The ad for him which the hotel people had been running during the past three weeks did not seem to be on the page anywhere. He thought groggily, maybe it’s been moved to another page. He thereupon combed that section of the paper thoroughly. Ad after ad for entertainers but no mention of him. And his face had been on the entertainment page of some newspaper or another for ten years. Without an ellipsis.
I’ll make one more try, he decided. I’ll try Mory Mann.
Fishing out his wallet, he searched for the slip on which he had written Mory’s number.
His wallet was very thin.
All his identification cards were gone. Cards that made it possible for him to stay alive. Cards that got him through pol and nat barricades without being shot or thrown into a forcedlabor camp.

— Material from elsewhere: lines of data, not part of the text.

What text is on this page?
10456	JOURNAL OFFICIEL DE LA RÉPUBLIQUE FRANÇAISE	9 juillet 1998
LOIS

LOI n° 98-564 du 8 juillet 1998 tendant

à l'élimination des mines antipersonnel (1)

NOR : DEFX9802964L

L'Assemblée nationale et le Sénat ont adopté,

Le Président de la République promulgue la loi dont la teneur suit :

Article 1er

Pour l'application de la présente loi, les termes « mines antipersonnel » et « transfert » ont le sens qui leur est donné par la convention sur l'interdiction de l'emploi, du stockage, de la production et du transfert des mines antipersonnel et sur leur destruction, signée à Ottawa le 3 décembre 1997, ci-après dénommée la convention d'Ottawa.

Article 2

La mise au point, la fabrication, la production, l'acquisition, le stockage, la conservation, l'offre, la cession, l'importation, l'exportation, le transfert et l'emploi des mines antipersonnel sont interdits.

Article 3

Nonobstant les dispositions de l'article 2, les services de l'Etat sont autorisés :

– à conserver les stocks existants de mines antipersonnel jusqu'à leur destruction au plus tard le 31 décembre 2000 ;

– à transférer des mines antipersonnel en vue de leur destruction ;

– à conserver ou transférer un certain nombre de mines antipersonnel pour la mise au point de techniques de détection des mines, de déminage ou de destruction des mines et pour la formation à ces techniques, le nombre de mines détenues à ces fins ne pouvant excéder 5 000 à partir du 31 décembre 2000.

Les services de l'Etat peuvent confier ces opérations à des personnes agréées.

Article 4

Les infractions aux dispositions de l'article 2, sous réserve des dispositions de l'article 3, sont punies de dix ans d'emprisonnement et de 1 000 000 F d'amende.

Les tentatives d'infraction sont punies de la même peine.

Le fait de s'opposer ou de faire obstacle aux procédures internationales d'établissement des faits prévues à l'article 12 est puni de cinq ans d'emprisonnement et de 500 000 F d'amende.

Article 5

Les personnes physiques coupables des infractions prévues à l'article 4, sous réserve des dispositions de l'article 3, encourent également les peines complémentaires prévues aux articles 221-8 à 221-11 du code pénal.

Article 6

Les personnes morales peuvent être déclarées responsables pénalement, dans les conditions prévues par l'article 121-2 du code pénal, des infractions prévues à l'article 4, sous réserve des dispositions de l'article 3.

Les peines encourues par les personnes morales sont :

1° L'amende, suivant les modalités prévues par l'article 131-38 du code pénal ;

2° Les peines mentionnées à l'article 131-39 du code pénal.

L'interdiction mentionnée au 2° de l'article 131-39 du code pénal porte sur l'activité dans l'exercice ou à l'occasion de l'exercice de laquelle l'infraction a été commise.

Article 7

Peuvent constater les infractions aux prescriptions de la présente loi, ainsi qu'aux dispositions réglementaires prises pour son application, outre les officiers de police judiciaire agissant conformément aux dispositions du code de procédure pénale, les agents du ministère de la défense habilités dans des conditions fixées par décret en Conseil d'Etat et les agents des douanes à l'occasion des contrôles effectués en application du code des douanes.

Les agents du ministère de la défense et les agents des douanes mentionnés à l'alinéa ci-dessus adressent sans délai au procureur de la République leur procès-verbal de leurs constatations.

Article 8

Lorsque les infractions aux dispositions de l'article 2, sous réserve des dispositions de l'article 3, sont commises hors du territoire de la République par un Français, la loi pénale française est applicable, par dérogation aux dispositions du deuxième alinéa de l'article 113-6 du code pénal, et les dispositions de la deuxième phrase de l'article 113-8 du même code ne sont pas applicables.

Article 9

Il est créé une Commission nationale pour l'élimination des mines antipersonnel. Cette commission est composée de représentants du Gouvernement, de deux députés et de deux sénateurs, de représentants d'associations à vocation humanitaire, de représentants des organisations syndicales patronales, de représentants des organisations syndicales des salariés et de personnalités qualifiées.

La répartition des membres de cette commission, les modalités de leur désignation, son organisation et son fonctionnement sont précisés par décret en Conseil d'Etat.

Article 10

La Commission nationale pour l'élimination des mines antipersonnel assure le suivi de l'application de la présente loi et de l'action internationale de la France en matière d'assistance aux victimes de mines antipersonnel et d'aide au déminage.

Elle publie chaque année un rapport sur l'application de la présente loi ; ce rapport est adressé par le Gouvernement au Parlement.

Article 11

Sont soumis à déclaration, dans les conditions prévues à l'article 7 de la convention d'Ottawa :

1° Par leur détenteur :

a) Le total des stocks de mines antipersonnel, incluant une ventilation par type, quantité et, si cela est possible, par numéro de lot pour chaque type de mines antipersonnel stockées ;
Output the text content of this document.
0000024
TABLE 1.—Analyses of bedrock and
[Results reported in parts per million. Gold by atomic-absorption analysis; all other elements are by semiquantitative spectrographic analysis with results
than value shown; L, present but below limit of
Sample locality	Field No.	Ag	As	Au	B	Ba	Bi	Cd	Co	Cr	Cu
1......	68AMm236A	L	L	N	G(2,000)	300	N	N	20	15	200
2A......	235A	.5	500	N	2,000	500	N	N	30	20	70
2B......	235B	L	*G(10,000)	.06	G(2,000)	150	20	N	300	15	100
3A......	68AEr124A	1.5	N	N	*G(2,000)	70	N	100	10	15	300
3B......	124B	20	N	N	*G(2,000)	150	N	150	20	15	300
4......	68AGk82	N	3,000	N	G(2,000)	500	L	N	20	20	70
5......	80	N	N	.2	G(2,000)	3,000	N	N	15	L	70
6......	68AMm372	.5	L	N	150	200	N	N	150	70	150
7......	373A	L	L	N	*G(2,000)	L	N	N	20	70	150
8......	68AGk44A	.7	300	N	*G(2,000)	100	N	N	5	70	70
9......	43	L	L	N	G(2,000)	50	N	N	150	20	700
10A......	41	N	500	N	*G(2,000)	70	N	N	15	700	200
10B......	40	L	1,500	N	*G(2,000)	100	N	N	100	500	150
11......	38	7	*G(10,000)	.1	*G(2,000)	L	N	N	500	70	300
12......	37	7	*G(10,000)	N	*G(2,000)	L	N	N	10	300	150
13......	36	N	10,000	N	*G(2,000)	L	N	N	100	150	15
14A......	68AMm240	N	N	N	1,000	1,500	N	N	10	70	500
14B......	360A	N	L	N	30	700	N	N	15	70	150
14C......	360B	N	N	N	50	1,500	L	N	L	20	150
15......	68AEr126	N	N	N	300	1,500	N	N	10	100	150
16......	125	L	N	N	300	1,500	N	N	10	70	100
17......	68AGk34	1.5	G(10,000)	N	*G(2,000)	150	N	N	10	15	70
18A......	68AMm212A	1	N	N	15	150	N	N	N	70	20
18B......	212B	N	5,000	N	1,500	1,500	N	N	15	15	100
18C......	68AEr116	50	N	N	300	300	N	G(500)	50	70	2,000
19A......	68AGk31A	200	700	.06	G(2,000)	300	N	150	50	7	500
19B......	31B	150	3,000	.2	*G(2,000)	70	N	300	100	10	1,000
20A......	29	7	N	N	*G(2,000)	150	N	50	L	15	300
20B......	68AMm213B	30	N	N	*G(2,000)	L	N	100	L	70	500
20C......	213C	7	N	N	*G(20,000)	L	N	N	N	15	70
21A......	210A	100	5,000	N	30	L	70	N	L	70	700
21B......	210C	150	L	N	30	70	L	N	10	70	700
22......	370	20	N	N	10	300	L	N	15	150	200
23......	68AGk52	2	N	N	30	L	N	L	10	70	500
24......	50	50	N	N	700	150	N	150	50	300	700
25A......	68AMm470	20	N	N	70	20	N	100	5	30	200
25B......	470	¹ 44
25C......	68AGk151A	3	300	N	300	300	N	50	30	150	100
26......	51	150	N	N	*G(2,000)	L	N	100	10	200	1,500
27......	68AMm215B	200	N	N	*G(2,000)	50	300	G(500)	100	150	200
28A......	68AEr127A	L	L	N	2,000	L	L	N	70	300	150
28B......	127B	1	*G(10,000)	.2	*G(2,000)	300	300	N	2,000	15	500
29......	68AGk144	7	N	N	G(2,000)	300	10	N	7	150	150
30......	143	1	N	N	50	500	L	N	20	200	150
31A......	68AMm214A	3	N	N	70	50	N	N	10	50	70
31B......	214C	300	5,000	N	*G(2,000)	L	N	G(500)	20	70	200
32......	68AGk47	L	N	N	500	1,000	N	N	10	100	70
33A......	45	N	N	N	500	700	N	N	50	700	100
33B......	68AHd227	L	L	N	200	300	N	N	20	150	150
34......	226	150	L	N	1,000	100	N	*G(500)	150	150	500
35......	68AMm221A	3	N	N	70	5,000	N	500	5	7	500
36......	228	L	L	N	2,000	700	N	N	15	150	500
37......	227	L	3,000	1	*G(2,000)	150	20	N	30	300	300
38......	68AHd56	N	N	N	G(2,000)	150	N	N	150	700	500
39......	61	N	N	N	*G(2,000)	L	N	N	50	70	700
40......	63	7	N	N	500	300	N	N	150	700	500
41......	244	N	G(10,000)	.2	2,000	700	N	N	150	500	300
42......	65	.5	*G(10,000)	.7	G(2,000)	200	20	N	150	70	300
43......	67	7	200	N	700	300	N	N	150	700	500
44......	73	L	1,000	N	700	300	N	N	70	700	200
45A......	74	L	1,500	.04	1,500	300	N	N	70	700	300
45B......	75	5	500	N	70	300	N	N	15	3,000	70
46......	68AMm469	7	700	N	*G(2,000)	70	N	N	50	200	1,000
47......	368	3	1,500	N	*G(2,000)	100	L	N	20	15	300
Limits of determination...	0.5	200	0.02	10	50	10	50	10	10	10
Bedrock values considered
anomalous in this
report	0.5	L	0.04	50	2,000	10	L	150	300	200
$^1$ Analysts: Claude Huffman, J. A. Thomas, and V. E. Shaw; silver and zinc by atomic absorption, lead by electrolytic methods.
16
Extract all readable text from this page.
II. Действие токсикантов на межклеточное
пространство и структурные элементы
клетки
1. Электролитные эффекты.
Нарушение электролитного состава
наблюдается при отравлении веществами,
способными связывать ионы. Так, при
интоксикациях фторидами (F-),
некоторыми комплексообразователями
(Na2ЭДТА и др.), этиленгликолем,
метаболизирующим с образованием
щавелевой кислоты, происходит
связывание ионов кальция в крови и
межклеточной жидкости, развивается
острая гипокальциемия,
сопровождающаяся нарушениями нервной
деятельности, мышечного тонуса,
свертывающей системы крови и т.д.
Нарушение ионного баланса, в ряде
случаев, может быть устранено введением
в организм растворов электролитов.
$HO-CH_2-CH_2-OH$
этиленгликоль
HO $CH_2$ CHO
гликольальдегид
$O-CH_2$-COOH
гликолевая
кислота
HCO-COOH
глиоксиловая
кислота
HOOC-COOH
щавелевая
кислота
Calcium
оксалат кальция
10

I can’t live two hours without my ID, he said to himself. I don’t even dare walk out of the lobby of this rundown hotel and onto the public sidewalk. They’ll assume I’m a student or teacher escaped from one of the campuses. I’ll spend the rest of my life as a slave doing heavy manual labor. I am what they call an unperson.
So my first job, he thought, is to stay alive. The hell with Jason Taverner as a public entertainer; I can worry about that later.
He could feel within his brain the powerful six-determined constituents moving already into focus. I am not like other men, he told himself. I will get out of this, whatever it is. Somehow.
For example, he realized, with all this money I have on me I can get myself down to Watts and buy phony ID cards. A whole walletful of them. There must be a hundred little operators scratching away at that, from what I’ve heard. But I never thought I’d be using one of them. Not Jason Taverner.
Not a public entertainer with an audience of thirty million. Among all those thirty million people, he asked himself, isn’t there one who remembers me? If “remember” is the right word. I’m talking as if a lot of time has passed, that I’m an old man now, a has-been, feeding off former glories. And that’s not what’s going on.